Sinema helped reshape the bill, which surprised many in Washington. When Manchin and Schumer announced in late July that they'd agreed on the bill's framework, attention immediately turned to Sinema's reaction. 

With Manchin aboard, many Democrats worried Arizona's senior senator, who was reportedly only notified of the agreement when it was announced publicly, would join Senate Republicans in opposing it.

“Senator Sinema is reviewing the text and still needs to review what comes out of the parliamentarian process,” Sierra-Carmona told The Republic July 29.

At the core of Sinema's apparent reluctance to immediately back the bill was the planned elimination of the carried interest loophole, a budgetary mechanism that allows hedge fund managers and private equity to tax income at the capital gains rate of 20% rather than the normal income tax attributed to the country's highest earners of 37%.

It's a maneuver that makes private equity partners millions of dollars a year in extra earnings.

Sinema agreed to back the bill in part once the carried interest loophole was allowed to stay on the books, replaced by a 1% excise tax on stock buybacks, which actually will fund billions more in Inflation Reduction Act-related revenue each year than any carried interest mechanism. She had two other requirements: changes to the structure of corporate minimum and, critically, drought funding.

Drought funding

On Friday, the eve of the reconciliation vote-a-rama, Kelly, as well as Sens.

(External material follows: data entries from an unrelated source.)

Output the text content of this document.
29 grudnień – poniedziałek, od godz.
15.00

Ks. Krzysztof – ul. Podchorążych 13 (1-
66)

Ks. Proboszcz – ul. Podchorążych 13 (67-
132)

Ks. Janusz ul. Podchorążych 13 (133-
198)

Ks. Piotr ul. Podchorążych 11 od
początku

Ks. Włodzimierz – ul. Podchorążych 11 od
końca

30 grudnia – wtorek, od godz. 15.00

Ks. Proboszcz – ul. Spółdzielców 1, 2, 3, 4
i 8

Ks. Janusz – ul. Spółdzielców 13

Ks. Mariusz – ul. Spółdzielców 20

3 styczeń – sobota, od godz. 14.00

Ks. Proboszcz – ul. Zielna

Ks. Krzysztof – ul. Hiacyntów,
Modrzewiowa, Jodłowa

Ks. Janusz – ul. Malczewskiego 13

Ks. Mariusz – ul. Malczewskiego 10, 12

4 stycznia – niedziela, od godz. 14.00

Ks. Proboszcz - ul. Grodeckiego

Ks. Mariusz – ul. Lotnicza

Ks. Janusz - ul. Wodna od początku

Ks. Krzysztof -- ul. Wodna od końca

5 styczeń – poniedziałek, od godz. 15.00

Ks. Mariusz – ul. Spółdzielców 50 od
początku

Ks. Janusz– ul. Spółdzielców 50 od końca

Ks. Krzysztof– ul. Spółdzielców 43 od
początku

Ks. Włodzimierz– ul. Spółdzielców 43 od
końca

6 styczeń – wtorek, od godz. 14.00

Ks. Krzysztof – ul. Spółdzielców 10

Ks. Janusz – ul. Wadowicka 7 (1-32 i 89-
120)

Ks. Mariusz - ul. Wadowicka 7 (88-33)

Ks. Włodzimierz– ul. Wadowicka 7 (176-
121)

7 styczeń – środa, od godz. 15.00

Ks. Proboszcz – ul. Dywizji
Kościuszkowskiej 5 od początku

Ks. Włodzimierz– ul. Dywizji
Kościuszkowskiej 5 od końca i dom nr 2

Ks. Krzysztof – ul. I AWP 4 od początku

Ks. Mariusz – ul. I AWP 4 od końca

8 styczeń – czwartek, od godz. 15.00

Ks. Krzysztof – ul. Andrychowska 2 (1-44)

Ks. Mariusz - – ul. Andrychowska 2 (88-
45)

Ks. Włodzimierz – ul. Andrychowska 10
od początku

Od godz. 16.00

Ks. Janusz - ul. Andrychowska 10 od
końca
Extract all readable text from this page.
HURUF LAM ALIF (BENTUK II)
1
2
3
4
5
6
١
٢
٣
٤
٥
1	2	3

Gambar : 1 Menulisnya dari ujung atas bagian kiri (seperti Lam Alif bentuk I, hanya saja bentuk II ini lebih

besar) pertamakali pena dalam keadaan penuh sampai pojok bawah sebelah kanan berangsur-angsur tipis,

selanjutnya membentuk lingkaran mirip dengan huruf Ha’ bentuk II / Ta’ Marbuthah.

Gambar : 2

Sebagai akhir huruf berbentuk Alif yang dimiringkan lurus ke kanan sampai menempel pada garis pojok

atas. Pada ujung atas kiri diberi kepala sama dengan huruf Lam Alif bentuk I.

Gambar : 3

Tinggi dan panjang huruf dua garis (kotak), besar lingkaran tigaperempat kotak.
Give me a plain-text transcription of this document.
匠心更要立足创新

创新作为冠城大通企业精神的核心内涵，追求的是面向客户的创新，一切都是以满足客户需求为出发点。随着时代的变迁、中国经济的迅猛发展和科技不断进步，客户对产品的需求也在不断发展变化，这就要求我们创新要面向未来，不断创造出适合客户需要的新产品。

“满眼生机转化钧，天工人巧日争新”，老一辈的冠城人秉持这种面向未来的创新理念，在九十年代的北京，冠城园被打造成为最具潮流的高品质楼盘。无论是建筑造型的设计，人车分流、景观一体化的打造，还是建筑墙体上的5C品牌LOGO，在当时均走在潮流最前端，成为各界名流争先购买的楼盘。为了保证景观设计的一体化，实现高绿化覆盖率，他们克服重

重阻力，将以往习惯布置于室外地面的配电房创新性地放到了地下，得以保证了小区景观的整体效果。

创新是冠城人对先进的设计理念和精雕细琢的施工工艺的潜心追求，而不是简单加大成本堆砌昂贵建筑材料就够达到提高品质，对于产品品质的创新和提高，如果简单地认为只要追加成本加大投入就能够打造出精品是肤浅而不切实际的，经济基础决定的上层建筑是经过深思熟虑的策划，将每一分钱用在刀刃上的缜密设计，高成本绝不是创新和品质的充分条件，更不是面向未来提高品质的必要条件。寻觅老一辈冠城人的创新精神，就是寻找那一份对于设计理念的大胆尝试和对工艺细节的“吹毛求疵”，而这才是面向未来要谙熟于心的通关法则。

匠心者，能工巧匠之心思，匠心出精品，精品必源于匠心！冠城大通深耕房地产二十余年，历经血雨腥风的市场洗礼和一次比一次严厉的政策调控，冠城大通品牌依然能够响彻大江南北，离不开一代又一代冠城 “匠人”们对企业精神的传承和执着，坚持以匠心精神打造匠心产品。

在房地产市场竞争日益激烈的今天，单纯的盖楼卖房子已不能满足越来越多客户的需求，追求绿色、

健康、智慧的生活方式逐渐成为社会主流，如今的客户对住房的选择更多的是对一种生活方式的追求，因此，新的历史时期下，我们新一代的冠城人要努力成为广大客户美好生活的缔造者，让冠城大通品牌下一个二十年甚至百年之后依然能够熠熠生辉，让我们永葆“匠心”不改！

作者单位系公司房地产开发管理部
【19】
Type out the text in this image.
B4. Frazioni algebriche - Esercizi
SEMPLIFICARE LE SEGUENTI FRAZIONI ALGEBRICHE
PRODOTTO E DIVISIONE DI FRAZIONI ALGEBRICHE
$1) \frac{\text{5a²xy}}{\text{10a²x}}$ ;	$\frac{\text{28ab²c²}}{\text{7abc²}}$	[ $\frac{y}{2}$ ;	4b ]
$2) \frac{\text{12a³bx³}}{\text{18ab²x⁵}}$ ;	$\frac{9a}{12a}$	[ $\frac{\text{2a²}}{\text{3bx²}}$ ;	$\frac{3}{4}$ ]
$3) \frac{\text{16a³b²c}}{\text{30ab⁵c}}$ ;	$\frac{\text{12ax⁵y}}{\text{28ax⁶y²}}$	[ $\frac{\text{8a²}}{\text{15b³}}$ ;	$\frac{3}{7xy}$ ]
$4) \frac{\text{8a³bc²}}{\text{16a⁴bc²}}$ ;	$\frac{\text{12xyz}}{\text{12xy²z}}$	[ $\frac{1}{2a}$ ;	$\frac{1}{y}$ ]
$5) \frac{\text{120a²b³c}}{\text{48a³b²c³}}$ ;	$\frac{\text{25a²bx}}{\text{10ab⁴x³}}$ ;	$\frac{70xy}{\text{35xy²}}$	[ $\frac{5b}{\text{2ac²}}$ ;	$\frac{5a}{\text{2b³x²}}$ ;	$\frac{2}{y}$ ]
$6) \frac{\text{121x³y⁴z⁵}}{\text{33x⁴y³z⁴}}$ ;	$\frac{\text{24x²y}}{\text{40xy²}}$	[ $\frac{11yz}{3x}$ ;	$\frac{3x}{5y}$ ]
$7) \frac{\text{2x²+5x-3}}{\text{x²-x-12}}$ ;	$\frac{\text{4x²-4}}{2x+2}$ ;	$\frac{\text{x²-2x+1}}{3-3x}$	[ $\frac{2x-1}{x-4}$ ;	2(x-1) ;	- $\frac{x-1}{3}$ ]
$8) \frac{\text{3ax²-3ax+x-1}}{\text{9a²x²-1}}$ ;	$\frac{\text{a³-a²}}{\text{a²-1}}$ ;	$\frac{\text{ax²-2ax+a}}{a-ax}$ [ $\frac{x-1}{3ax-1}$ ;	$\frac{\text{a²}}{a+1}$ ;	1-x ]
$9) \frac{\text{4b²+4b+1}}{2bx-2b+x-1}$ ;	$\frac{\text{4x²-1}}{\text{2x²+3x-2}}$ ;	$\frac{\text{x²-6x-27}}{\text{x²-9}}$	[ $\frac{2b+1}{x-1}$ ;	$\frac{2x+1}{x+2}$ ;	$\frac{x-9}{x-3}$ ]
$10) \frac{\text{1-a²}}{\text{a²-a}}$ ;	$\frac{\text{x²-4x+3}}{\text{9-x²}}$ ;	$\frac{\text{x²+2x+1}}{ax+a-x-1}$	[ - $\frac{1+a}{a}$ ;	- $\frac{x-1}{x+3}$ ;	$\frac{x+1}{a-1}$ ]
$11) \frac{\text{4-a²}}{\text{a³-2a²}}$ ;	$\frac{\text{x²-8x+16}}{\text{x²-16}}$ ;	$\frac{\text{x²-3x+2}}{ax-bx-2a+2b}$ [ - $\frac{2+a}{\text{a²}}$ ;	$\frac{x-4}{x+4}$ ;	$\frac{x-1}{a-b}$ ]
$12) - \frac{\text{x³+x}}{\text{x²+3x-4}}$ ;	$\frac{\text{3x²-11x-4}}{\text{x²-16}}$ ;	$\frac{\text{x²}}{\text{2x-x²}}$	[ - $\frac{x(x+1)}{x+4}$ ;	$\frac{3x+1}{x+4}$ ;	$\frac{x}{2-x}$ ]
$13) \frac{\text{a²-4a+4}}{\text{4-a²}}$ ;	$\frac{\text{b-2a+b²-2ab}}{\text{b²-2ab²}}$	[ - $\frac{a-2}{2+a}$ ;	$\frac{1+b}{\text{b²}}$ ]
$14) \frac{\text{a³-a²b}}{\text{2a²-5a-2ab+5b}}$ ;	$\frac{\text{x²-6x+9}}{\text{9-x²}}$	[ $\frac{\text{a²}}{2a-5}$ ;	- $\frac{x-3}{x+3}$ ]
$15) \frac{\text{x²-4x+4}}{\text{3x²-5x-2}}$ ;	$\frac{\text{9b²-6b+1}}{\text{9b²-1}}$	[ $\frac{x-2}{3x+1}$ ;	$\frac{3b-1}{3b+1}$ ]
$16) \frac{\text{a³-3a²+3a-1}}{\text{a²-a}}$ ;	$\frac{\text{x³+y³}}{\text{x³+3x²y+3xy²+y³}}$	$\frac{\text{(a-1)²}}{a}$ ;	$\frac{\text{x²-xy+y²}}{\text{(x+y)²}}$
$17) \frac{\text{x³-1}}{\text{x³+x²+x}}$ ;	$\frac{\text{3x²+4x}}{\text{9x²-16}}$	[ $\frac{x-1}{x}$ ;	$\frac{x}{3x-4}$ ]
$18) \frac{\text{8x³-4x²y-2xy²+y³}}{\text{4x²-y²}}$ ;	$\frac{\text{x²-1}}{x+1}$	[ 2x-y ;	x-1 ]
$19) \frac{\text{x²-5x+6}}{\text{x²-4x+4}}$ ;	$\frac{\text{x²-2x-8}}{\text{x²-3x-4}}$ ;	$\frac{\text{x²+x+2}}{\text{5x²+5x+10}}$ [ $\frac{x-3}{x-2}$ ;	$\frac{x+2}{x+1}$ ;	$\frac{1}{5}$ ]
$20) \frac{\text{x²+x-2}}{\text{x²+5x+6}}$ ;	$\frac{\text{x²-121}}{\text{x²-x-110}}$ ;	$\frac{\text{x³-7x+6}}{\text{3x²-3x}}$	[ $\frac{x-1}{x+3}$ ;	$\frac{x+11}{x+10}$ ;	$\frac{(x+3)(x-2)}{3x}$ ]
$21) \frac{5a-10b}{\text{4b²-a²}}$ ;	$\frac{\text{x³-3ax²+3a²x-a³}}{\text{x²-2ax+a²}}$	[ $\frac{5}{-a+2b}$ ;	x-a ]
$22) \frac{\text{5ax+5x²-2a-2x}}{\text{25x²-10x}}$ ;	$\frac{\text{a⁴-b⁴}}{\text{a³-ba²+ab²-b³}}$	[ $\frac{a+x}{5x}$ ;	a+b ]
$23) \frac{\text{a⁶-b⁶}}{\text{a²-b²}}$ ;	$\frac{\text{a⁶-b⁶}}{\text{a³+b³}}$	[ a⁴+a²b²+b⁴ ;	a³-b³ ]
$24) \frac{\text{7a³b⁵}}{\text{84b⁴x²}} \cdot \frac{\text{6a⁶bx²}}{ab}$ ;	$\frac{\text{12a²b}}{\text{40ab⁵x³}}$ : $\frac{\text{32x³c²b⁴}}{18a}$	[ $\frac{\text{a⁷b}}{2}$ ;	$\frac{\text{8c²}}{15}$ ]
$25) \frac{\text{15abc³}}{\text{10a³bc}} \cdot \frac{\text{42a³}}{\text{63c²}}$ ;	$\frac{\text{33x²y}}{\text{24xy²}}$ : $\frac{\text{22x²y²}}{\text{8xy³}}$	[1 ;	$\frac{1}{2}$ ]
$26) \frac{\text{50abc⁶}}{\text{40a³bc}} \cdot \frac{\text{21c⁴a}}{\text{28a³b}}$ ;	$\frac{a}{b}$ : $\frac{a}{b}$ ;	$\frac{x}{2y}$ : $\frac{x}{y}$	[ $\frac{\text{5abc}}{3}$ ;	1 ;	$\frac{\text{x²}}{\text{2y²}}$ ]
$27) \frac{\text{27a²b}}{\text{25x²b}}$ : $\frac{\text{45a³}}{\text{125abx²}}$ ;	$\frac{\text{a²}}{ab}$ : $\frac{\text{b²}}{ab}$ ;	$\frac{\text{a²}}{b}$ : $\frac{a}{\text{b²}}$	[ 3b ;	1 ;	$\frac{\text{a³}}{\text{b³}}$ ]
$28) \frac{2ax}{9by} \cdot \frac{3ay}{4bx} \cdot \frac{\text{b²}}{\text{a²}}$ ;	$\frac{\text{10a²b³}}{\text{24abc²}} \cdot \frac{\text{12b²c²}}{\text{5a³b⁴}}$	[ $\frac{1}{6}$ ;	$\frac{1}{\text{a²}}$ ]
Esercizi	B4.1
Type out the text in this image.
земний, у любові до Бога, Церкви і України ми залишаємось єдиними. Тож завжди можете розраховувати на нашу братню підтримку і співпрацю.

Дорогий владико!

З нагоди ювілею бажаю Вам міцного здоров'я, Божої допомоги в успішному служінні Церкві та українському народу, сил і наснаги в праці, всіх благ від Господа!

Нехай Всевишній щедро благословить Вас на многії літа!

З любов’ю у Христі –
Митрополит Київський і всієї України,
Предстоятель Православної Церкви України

Catherine Cortez Masto, D-Nev., and Michael Bennet, D-Colo., announced that they'd reached an agreement with leading Democratic framers to include $4 billion of drought funding in the IRA.

Sinema wasn't included in the press statement, but it is widely known she conditioned her support of the bill on targeted funding to combat droughts in the western United States.

Arizona is currently mired in a 27-year long-term drought, one that has left the state's water supply at low levels never before seen. The reservoirs at Lake Mead and Lake Powell, two critical water resources for much of the American Southwest, are today half empty, according to the Glen Canyon Institute. And there are doubts they'll ever be full again. 

So extra drought funding in the coffers of the Bureau of Reclamation was critical for Kelly and Sinema. Kelly, who played a leading role in landing $8.3 billion in Western water infrastructure funding from the 2021 Bipartisan Infrastructure Law Sinema wrote and sponsored, was earlier this month recognized by the National Ground Water Association for his drought advocacy. 

“As we face a historic drought, our work to secure Arizona’s water future is more important than ever," Kelly said while receiving the award. “I’m grateful to National Ground Water Association for their shared commitment to this priority. I’ll keep working in the Senate to ensure Arizona communities have the water resources they need to grow and prosper.”